Plus intime aussi car la finesse du papier donne l'impression d'épouser encore davantage les formes sensuelles de ses personnages féminins. Le papier lui permet ainsi de réaliser une véritable "chronique des peaux" et des chairs. Sa dernière création, Strategic Life Game, est un immense triptyque, un patchwork de 108 feuilles A4 accolées.
"Parce que" : quand Léo Walk danse sur ses toiles
Au coeur de l'exposition, une toile monumentale est étalée sur le sol de l'église des Jacobins. Parce que est une huile sur peuplier de quatre mètre sur six conçue pour un projet tout particulier : mêler la danse à ses peintures. "J'ai rencontré le danseur Léo Walk et on a tout de suite eu envie de faire un projet commun et associer nos pratiques", raconte l'artiste.

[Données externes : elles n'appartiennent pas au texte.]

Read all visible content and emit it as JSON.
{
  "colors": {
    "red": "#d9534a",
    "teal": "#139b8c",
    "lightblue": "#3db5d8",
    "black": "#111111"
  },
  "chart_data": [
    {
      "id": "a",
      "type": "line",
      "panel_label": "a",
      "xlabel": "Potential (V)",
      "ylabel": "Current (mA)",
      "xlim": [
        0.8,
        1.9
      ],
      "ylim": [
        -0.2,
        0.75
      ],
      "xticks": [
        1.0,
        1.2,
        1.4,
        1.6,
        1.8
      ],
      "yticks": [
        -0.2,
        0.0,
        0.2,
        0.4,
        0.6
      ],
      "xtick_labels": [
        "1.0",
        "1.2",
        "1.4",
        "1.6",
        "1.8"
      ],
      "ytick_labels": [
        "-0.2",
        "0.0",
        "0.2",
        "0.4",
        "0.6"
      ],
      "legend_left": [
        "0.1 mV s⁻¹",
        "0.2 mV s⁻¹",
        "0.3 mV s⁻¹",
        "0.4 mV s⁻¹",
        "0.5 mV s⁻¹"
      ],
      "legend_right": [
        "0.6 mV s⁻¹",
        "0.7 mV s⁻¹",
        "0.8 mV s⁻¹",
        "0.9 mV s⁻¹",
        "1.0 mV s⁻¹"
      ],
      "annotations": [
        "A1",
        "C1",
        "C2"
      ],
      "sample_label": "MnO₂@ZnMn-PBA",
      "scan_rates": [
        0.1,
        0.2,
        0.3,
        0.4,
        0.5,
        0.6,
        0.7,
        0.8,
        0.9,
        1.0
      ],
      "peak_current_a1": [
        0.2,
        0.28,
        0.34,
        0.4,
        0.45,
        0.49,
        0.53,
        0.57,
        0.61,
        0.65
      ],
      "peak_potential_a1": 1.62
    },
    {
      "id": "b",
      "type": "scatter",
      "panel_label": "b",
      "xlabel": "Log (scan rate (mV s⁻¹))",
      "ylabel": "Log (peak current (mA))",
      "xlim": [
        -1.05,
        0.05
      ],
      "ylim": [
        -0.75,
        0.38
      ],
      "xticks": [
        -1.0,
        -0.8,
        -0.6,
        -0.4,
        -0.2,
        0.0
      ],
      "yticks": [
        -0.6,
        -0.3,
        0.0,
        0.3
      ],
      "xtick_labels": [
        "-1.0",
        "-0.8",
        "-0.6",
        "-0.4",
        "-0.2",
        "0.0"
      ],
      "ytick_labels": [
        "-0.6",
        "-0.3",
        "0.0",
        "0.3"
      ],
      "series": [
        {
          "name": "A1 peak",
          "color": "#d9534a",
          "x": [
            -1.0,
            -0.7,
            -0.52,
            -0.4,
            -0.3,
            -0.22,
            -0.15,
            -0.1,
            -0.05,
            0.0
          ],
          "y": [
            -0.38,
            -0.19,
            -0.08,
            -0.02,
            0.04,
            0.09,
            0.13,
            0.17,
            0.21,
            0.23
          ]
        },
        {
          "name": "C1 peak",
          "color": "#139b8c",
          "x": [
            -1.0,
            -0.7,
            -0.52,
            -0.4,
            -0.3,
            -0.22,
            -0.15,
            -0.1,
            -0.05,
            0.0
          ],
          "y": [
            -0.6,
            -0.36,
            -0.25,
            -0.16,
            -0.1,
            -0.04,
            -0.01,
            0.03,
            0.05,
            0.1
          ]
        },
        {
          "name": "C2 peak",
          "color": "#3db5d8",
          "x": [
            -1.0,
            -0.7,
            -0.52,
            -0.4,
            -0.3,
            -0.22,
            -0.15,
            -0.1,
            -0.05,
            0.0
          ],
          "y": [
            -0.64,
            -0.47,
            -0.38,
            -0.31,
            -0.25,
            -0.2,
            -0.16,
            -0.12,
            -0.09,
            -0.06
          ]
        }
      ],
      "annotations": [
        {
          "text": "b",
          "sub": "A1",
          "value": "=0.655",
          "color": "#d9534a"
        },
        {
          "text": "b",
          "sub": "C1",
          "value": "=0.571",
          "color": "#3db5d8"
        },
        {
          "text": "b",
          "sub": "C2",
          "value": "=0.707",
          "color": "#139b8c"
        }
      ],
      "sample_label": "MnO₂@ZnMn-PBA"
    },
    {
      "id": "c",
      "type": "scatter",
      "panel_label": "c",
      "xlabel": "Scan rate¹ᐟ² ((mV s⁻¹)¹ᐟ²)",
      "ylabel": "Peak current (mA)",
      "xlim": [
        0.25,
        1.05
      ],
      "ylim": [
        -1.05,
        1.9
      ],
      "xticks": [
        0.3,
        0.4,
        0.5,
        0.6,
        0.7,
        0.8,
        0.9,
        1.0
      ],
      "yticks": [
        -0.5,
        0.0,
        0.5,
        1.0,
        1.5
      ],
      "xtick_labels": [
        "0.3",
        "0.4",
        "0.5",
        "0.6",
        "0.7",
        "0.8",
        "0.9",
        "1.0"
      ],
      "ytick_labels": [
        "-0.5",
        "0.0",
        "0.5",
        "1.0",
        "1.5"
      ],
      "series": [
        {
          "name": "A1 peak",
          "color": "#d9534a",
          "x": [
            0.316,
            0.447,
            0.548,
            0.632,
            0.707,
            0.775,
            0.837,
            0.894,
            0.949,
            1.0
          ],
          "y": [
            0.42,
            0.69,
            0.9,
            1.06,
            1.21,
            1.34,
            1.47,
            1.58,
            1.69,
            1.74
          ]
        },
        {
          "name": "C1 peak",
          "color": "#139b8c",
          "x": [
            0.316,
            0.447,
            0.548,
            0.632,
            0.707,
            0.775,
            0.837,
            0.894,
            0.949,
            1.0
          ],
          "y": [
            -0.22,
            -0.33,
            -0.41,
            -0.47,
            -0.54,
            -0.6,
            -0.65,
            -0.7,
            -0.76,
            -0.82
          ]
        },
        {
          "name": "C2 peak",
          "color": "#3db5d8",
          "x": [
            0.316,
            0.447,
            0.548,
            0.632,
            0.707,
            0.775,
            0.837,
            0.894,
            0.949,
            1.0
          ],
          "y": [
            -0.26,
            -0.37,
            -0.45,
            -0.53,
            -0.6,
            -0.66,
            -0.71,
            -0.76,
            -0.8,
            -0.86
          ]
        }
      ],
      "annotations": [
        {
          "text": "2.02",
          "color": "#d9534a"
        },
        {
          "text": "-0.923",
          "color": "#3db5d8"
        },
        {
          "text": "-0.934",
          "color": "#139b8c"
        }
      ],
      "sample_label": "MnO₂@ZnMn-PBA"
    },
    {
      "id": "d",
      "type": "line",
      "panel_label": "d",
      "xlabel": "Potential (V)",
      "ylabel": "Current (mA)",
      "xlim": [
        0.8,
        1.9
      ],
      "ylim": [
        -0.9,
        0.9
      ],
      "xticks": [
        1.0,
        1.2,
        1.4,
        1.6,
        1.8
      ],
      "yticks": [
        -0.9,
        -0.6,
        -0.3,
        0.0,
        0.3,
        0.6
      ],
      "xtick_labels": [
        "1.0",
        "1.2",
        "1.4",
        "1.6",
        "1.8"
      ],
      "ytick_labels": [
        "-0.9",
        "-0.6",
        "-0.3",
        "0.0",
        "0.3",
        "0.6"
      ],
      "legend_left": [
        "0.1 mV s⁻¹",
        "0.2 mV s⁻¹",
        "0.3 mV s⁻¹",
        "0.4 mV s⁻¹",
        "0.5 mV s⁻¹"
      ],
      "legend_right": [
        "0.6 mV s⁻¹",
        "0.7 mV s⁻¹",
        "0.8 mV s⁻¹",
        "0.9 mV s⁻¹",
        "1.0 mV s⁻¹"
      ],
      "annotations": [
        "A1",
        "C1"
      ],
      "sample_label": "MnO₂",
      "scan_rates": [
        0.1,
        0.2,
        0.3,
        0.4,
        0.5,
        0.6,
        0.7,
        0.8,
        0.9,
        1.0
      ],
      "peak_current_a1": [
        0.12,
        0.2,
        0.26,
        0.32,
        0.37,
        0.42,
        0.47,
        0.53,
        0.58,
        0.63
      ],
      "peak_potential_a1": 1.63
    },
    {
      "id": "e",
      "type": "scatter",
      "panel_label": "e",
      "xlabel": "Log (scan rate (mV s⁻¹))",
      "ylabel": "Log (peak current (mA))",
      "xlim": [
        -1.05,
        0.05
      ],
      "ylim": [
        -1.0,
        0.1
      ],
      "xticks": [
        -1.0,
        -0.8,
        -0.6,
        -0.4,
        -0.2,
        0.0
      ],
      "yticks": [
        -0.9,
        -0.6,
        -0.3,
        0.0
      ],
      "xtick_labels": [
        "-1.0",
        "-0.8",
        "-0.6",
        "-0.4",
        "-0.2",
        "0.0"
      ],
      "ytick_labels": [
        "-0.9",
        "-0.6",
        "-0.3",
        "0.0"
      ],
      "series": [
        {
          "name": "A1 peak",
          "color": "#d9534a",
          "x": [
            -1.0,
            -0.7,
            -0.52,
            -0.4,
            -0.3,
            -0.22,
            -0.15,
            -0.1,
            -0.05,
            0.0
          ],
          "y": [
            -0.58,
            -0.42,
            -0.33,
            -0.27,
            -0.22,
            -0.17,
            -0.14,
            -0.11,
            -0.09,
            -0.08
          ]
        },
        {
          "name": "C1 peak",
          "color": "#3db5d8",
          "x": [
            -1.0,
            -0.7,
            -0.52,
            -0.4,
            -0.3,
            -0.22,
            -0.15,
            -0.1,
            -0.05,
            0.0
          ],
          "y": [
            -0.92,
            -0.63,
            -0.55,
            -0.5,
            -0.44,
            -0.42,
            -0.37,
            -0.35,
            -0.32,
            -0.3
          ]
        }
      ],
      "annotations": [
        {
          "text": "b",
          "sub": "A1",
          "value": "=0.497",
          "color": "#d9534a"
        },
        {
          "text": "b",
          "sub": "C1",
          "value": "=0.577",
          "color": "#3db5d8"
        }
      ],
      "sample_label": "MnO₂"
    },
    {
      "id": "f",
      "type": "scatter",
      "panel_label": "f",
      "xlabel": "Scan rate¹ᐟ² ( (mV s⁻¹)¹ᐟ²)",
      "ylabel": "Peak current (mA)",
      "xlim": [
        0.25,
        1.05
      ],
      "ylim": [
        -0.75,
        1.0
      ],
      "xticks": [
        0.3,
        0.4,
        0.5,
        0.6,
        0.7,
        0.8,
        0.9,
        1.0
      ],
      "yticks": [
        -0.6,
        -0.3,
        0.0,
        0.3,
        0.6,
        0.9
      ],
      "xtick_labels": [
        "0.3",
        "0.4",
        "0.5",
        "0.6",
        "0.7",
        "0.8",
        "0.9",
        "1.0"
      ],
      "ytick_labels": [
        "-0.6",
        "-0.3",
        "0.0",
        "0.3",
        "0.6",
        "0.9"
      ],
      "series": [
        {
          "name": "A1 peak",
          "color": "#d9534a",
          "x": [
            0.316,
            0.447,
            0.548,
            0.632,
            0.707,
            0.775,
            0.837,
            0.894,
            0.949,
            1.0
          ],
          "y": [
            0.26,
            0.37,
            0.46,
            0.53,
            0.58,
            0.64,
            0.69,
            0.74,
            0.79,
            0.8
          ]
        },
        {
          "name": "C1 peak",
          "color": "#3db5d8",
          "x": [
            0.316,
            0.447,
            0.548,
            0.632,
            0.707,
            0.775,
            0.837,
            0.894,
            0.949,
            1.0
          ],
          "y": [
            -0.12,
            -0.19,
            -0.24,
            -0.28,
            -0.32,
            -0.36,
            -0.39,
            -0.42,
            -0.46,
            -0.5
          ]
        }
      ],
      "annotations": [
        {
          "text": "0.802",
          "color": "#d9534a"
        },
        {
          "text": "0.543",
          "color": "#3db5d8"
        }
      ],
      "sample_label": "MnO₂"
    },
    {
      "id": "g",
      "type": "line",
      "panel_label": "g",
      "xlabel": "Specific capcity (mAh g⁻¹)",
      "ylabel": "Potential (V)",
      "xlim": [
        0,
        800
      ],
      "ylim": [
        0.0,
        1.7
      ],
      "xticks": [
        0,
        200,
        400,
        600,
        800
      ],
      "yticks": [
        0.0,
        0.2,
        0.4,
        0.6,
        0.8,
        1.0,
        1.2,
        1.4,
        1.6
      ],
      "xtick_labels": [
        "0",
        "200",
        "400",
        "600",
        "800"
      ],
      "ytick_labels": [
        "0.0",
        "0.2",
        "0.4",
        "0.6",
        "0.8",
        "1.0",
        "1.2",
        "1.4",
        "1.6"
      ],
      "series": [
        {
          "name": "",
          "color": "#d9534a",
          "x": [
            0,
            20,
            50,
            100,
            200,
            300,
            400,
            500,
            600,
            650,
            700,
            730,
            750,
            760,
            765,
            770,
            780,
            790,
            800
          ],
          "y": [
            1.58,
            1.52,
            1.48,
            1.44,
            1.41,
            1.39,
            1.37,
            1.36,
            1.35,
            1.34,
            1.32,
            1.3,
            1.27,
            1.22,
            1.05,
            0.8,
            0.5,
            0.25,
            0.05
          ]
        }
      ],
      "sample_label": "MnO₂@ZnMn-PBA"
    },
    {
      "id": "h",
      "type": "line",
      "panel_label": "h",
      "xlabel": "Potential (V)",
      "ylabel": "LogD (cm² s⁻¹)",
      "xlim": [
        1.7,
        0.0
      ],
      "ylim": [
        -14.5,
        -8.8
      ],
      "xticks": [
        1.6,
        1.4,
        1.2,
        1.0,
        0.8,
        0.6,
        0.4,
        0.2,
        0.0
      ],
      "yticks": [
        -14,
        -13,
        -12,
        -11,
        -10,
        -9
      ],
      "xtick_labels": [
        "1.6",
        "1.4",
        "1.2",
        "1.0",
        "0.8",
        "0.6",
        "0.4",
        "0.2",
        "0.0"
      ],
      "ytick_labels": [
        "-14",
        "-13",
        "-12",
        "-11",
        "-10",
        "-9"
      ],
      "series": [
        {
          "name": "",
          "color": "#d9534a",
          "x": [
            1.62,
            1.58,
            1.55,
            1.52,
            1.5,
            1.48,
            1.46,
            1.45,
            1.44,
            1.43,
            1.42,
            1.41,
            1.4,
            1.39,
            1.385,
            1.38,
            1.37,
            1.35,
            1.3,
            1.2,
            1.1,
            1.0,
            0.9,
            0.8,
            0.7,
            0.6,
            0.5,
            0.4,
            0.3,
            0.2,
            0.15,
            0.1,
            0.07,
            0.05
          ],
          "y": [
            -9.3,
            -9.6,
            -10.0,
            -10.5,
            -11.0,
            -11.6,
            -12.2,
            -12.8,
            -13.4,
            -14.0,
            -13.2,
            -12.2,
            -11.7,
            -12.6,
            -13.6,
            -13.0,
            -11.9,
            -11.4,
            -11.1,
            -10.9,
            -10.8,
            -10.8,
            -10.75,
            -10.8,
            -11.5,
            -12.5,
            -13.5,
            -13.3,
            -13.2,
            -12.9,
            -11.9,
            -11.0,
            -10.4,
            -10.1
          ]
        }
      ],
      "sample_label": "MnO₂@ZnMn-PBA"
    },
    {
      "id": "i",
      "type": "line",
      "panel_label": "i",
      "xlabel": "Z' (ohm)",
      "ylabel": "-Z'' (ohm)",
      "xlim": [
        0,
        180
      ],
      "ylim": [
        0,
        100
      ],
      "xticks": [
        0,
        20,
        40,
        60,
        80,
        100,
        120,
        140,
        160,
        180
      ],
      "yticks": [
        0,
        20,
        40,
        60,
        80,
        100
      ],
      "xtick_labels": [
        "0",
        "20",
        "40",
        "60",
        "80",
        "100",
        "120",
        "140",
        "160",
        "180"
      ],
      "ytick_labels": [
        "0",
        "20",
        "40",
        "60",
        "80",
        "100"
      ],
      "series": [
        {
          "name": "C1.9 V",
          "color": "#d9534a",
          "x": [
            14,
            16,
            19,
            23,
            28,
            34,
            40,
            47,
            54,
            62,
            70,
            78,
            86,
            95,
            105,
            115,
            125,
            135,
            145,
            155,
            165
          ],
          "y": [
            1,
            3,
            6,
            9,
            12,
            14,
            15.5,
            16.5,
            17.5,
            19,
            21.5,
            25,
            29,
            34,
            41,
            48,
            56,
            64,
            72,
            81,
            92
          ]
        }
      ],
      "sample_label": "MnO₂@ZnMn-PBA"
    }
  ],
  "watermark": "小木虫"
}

De cette idée est née une vidéo, Parce que, filmée en 2019 par le réalisateur Neels Castillon. On y voit la performance du breakdancer et chorégraphe Léo Walk, couplée à celle de la peintre, peignant ce gigantesque tableau, sur un air de Gainsbourg, dans une maison abandonnée dans le sud de la France.
"J'ai vraiment un rapport particulier avec le toucher, la matière, la texture et ça me paraissait logique avec la danse. J'avais envie que Léo piétine cette peinture." Inès Longevial considère d'ailleurs cette peinture comme une "scène, un espace scénographique, plus encore qu'une toile".
Un espace immersif dédié à la diffusion de cette vidéo dans l'église des Jacobins, clos l'exposition sur cette douce note de poésie.
Deux tableaux d'Inès Longevial seront également à retrouver à Paris, dans le cadre de l'exposition l'Eté Indien à la galerie Ketabi Bourdet, du 30 août au 1er octobre 2022.
Magic Hour jusqu'au 11 septembre 2022. Musée des Beaux-Arts, Agen. Ouverture tout public du mercredi au dimanche, de 14h à 18h. Tarif 5€.